Institute of Carbon Science and Technology (INCAR), CSIC, Francisco Pintado Fe 26, 33011 Oviedo, Spain.
Chem Soc Rev. 2025 Feb 3;54(3):1125-1150. doi: 10.1039/d4cs00913d.
The vast majority of chemical knowledge exists in unstructured natural language, yet structured data is crucial for innovative and systematic materials design. Traditionally, the field has relied on manual curation and partial automation for data extraction for specific use cases. The advent of large language models (LLMs) represents a significant shift, potentially enabling non-experts to extract structured, actionable data from unstructured text efficiently. While applying LLMs to chemical and materials science data extraction presents unique challenges, domain knowledge offers opportunities to guide and validate LLM outputs. This tutorial review provides a comprehensive overview of LLM-based structured data extraction in chemistry, synthesizing current knowledge and outlining future directions. We address the lack of standardized guidelines and present frameworks for leveraging the synergy between LLMs and chemical expertise. This work serves as a foundational resource for researchers aiming to harness LLMs for data-driven chemical research. The insights presented here could significantly enhance how researchers across chemical disciplines access and utilize scientific information, potentially accelerating the development of novel compounds and materials for critical societal needs.

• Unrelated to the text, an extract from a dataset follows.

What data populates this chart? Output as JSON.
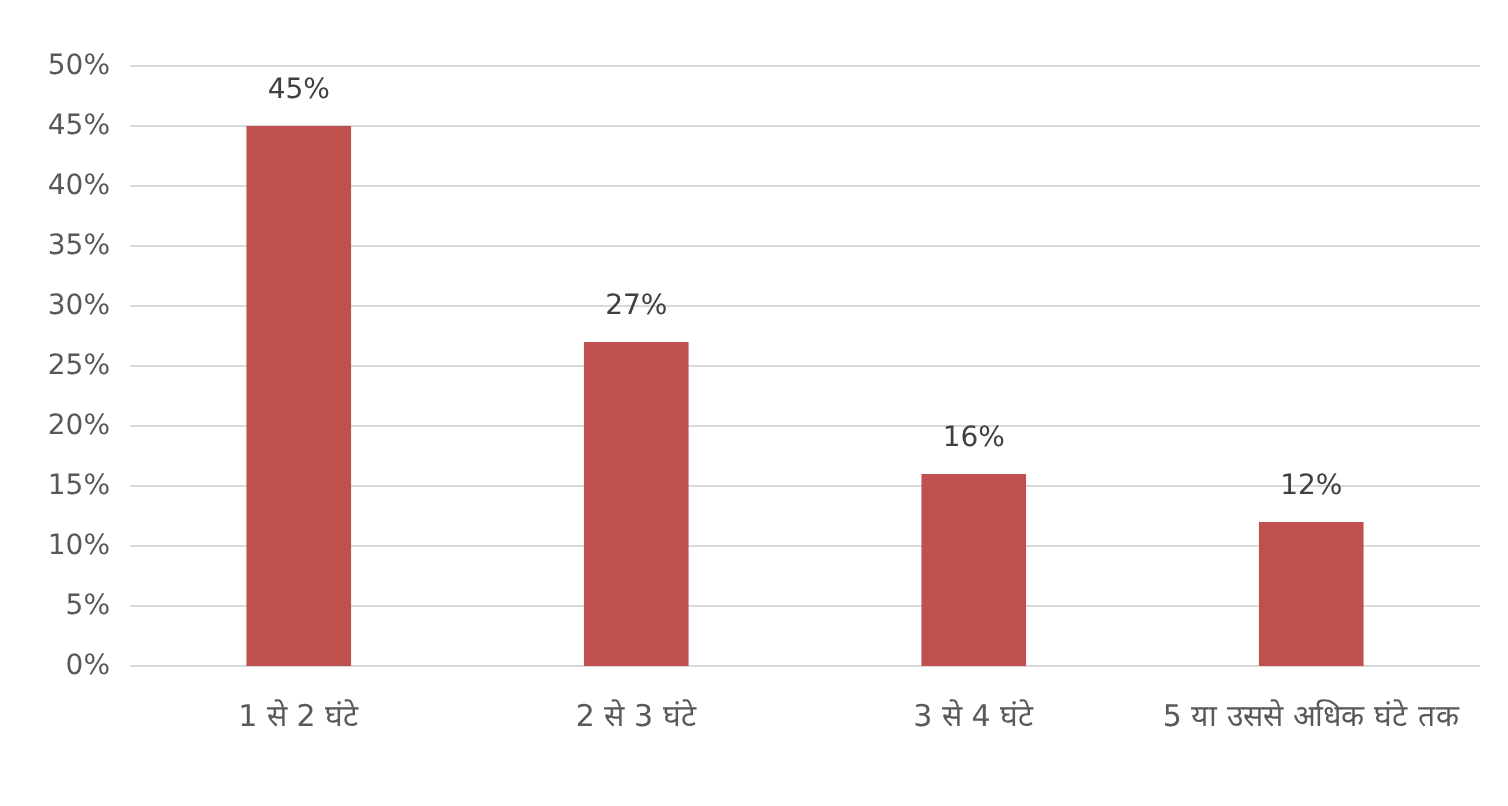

绝大多数化学知识以非结构化的自然语言存在,但结构化数据对于创新和系统的材料设计至关重要。传统上,该领域依赖人工整理和针对特定用例的数据提取部分自动化。大语言模型(LLMs)的出现代表了一个重大转变,有可能使非专家能够高效地从非结构化文本中提取结构化的、可操作的数据。虽然将大语言模型应用于化学和材料科学数据提取存在独特挑战,但领域知识提供了指导和验证大语言模型输出的机会。本教程综述全面概述了基于大语言模型的化学结构化数据提取,综合了当前知识并概述了未来方向。我们解决了缺乏标准化指南的问题,并提出了利用大语言模型与化学专业知识协同作用的框架。这项工作为旨在利用大语言模型进行数据驱动化学研究的研究人员提供了基础资源。这里提出的见解可能会显著改善化学各学科研究人员获取和利用科学信息的方式,有可能加速开发满足关键社会需求的新型化合物和材料。